Extreme heat across large tracts of the Northern Hemisphere raised fears for crops in China, fuelled forest fires in Portugal and Russia’s Far East, forced flight cancellations in the Southwest US, and melted tarmac on roads in Britain.
As Wednesday marked the summer solstice — the longest day of the year — forecasters said temperatures in Paris were expected to hit 37 Celsius (100 Fahrenheit), Madrid could see 38C.
Rounding up the record temperatures set in the past two months, the World Meteorological Organization (WMO) said the Earth was experiencing “another exceptionally warm year” and the heatwaves were unusually early.

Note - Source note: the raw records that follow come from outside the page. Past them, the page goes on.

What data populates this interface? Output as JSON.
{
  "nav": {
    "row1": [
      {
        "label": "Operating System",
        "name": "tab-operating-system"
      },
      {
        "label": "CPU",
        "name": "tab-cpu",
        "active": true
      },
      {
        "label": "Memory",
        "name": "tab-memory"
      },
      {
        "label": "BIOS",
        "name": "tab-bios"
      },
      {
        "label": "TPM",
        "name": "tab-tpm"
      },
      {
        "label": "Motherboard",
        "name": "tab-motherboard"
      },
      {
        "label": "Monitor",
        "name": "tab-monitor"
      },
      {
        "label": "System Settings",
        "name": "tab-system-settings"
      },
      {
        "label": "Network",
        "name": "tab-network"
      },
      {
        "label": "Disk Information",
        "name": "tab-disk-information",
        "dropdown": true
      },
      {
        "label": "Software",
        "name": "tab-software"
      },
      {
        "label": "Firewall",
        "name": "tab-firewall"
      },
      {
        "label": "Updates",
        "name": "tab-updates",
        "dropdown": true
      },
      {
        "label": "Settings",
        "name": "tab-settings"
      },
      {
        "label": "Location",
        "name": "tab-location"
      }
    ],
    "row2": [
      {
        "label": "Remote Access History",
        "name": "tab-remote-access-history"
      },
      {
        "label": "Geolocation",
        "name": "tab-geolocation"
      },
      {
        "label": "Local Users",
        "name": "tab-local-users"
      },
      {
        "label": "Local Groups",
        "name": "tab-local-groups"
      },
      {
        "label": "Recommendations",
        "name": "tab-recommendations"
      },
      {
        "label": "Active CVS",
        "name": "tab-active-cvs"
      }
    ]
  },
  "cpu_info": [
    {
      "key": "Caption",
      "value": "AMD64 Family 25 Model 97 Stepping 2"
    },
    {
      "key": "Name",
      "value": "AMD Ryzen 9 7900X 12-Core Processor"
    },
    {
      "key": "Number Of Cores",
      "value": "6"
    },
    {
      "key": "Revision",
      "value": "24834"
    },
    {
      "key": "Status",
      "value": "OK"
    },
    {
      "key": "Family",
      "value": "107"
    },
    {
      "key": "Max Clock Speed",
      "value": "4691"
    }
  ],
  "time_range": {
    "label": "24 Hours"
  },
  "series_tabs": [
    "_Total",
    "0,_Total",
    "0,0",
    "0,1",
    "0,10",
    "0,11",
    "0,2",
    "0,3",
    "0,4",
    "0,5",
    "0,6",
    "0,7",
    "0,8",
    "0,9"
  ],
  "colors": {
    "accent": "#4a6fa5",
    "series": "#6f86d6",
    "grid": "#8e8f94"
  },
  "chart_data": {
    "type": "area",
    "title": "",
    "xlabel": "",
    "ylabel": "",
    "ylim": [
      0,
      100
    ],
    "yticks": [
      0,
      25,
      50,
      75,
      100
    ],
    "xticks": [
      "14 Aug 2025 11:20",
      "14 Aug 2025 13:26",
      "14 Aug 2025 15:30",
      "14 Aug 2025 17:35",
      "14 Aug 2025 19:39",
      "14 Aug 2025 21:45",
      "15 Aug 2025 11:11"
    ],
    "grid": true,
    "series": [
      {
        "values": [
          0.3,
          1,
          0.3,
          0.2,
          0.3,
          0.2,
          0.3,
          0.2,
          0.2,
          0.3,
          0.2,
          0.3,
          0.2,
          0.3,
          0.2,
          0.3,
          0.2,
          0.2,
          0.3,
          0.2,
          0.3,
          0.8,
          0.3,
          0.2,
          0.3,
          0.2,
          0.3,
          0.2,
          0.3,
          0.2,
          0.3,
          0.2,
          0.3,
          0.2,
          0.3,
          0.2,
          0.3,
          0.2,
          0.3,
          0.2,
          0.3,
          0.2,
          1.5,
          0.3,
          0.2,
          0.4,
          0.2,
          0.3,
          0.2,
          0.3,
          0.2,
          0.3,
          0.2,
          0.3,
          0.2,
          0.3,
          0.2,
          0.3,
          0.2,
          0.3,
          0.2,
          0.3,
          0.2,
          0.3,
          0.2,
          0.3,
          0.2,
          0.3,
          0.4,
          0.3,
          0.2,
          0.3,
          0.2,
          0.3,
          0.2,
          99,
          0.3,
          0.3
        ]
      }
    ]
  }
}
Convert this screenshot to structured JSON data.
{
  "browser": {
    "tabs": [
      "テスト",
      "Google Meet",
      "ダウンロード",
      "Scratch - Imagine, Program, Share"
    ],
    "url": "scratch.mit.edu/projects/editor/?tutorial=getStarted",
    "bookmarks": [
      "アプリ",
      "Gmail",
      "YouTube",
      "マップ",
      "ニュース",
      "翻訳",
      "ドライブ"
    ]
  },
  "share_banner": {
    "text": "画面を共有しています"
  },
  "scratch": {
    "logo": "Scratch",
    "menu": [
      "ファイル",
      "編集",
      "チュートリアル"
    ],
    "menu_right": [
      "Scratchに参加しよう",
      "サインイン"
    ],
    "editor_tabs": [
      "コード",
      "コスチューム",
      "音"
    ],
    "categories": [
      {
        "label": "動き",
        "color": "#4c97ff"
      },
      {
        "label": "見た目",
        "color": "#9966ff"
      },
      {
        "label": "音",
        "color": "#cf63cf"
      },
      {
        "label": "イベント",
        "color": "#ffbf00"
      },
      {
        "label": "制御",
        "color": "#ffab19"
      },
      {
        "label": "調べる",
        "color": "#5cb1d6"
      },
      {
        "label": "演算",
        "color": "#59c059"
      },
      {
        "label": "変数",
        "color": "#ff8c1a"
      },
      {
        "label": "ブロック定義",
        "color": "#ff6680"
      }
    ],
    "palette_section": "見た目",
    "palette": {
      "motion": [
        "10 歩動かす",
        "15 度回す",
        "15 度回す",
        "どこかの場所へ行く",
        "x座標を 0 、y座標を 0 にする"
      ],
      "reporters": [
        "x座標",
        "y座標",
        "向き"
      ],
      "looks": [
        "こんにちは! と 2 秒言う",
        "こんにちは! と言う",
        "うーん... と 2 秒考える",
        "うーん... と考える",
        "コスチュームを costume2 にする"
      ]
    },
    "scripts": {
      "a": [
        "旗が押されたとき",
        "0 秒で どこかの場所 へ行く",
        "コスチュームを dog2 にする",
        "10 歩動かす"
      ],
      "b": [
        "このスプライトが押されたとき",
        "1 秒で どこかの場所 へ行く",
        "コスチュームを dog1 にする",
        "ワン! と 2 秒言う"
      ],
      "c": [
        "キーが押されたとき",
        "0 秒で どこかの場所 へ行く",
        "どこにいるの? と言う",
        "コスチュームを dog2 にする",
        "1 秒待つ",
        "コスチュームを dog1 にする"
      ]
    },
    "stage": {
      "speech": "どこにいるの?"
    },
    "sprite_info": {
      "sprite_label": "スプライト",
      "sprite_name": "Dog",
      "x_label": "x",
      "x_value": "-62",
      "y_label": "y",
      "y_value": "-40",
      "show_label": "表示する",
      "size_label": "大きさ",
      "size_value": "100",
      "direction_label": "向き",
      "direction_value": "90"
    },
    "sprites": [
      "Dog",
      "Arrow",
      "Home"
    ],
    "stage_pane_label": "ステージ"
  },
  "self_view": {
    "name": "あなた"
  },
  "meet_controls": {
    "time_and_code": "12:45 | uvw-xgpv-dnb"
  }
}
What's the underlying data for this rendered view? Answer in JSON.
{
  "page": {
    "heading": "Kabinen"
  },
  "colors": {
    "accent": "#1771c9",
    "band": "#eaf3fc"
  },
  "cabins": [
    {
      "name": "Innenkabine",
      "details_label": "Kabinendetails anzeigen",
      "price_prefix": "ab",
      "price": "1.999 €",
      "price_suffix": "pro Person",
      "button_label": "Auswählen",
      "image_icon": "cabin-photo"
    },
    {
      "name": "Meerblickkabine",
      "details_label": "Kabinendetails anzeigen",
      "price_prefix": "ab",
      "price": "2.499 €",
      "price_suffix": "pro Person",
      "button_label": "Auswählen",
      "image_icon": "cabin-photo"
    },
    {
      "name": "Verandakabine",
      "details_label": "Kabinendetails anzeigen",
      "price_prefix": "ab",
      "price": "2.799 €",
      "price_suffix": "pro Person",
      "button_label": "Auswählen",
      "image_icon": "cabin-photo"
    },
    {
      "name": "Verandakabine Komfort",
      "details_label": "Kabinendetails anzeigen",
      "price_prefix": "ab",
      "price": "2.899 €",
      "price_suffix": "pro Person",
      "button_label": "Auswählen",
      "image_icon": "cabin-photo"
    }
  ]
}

“Parts of Europe, the Middle East, North Africa and the United States of America have seen extremely high May and June temperatures, with a number of records broken,” the WMO said late on Tuesday.
The trend seen during the past two months has put average monthly global temperatures among the highest ever recorded since data began to be collated in 1880.
Even before this month, US National Oceanic and Atmospheric Administration (NOAA) data showed Europe, the United States and Northeast Asia — including eastern China, Japan and South Korea — had experienced unusually warm weather between March and May.
The hot, dry weather is a major factor behind forest fires that have killed dozens of people in Portugal, while the Russian news agency Tass reported scores of forest fires, mostly in Siberia and the far east region of Irkutsk.
In the US Southwest, flights were cancelled mostly by regional airlines whose aircraft operate at a lower maximum temperature.
Solar power generation was expected to surge in Germany on Wednesday, with Eikon data showing a potential of 27,500 megawatt-hour (MWh) could be generated, compared with a seasonal norm of just 20,000 MWh.
The Climate Change Institute at the University of Maine recorded temperatures in the Northern Hemisphere were 0.44C (0.8F) above the norm on Tuesday, compared with a global average of 0.25C above usual.
A study published earlier this week found that nearly one in three of the world’s people were already exposed to potentially deadly heatwaves and predicted that number would rise to nearly half by the end of the century unless governments take steps to aggressively reduce climate-changing emissions.
“People are talking about the future when it comes to climate change, but what we found from this paper is that this is already happening … and this is obviously going to get a lot worse,” said Camilo Mora, geography professor at the University of Hawaii at Manoa and lead author of the study published in the Nature Climate Change journal.